Василий на эту ее похвалу лишь смущенно улыбнулся: из-за имени первенца ему пришлось с Марией поспорить изрядно. Спасло лишь то, что заранее договорились, кто кого называет. Поэтому Василий и уступил. А вообще-то Мария, как только забеременела, так ее будто подменили: стала такая несговорчивая, такая упрямая и своевольная, что только держись. Правда, все по мелочам, так что Василий редко препятствовал ее своеволию и упрямству, а лишь пожимал плечами, недоумевая, откуда что взялось в некогда застенчивой и смешливой девчонке.

Зинаида уже поворачивалась уходить, когда Василий спохватился:

— И тебя тоже с Новым годом, Зина! С новым счастьем! Ты-то как — ребеночком еще не обзавелась?

— Нет, Васенька, не обзавелась: учусь, нагоняю упущенное, — лишь слегка, отвечая, повернула голову к нему Зинаида, и Василий увидел горькую усмешку на ее полных губах и снисходительно сощуренные зеленоватые глаза. — Муж у меня ученый, родители его ученые, одна я дура неученая среди них, образованных. Неловко как-то, Васенька. — Хохотнула и пошла, величественная и недоступная.

Василий смотрел вслед Зинаиде, смотрел до тех пор, пока ее стройная, высокая фигура не затерялась в человеческом водовороте. Недоуменно покачав головой, он вздохнул и огляделся, точно вспоминая, зачем здесь стоит и куда должен идти, и пошел в ту же сторону, куда пошла Зинаида. Он тоже, как и она, как и все, наверное, сновавшие вокруг него люди, приехал на бывший Невский купить новогодний подарок, прошел все магазины, но так ничего и не выбрал: все казалось каким-то незначительным и никчемным, а встретив Зинаиду, забыл о подарке и теперь брел в сторону Невы, а в той стороне никаких магазинов нет. Эта нечаянная встреча тронула в его душе такое, что дремало там до поры до времени, и вот проснулось, заставило оглянуться вокруг себя и попытаться разглядеть, что и кто его окружает. И что же он увидел? Да, собственно, никого и ничего. Пусто. Так же пусто, как на льду, укрывшем своенравную Неву.

Василий брел по набережной, сквозь снежную пелену вглядываясь в смутные огни противоположного берега, и вспоминалась ему та давняя ночь, когда его во второй раз выгнали с рабфака, на душе стало так же смутно и холодно, как смутно и холодно было в этот час на самой Неве. Конечно, сын что-то изменил в его жизни, придал ей некую осмысленность, но мало Василию было и сына.
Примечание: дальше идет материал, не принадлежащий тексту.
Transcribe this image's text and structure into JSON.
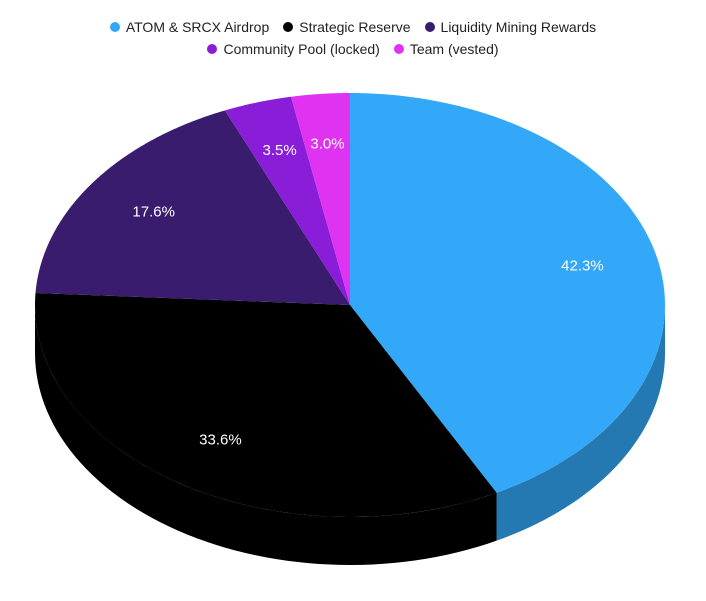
{
  "chart_data": {
    "type": "pie",
    "categories": [
      "ATOM & SRCX Airdrop",
      "Strategic Reserve",
      "Liquidity Mining Rewards",
      "Community Pool (locked)",
      "Team (vested)"
    ],
    "values": [
      42.3,
      33.6,
      17.6,
      3.5,
      3.0
    ],
    "value_labels": [
      "42.3%",
      "33.6%",
      "17.6%",
      "3.5%",
      "3.0%"
    ],
    "colors": [
      "#33a8f8",
      "#000000",
      "#3a1c6e",
      "#8a1ed8",
      "#e033f2"
    ],
    "legend": "top"
  }
}
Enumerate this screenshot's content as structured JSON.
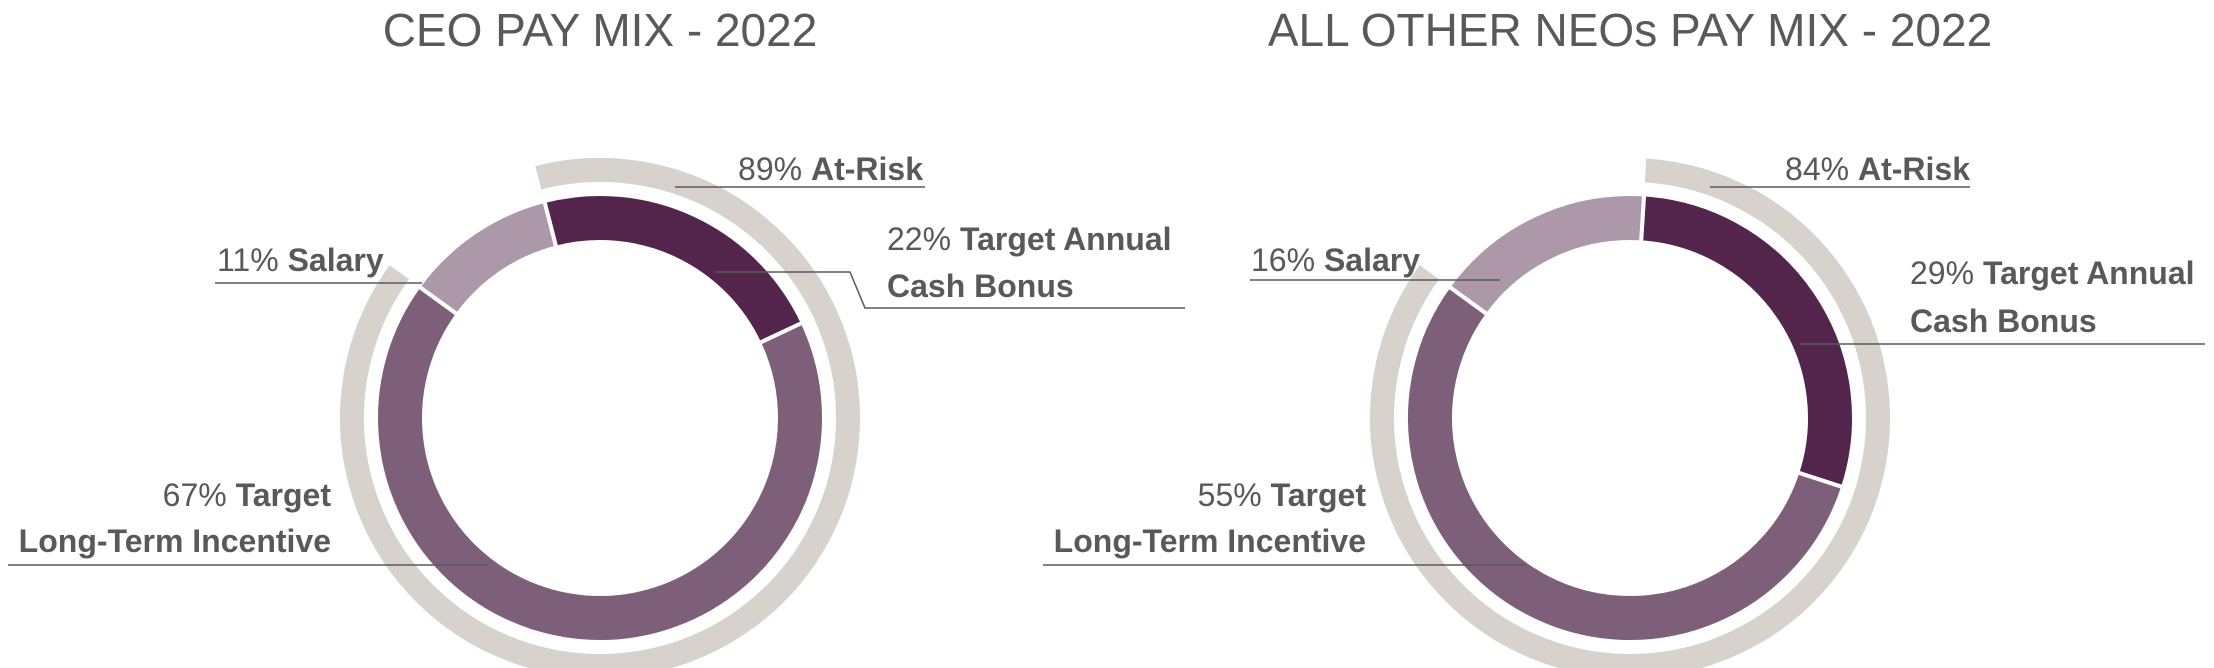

Зинаида вышла замуж, учится, они могли бы учиться вместе… он проморгал Зинаиду…

Василий вспомнил, что ее присутствие всегда тревожило его душу, но еще больше в ту пору тревожило душу воспоминание о Наталье Александровне. А потом образовалась пустота, и в эту пустоту вошла Мария. Да только Мария не заполнила пустоту целиком, и сын не заполнил тоже, много еще в душе его осталось пустого места. Для чего? Для кого? Эх, знать бы…

Но помимо пустоты существовал в его душе с некоторых пор еще какой-то изъян, как в чугунной отливке существует невидимая раковина, снижающая прочность детали. Этот изъян, никак не связанный с болезнью, мешал жить, мешал крепко стоять на ногах, а какой такой изъян, понять невозможно. Вот ведь беда какая: и жизнь заново не начнешь, и прошлое не исправишь, а так не хочется просто плыть по течению, не задумываясь над тем, куда тебя вынесет.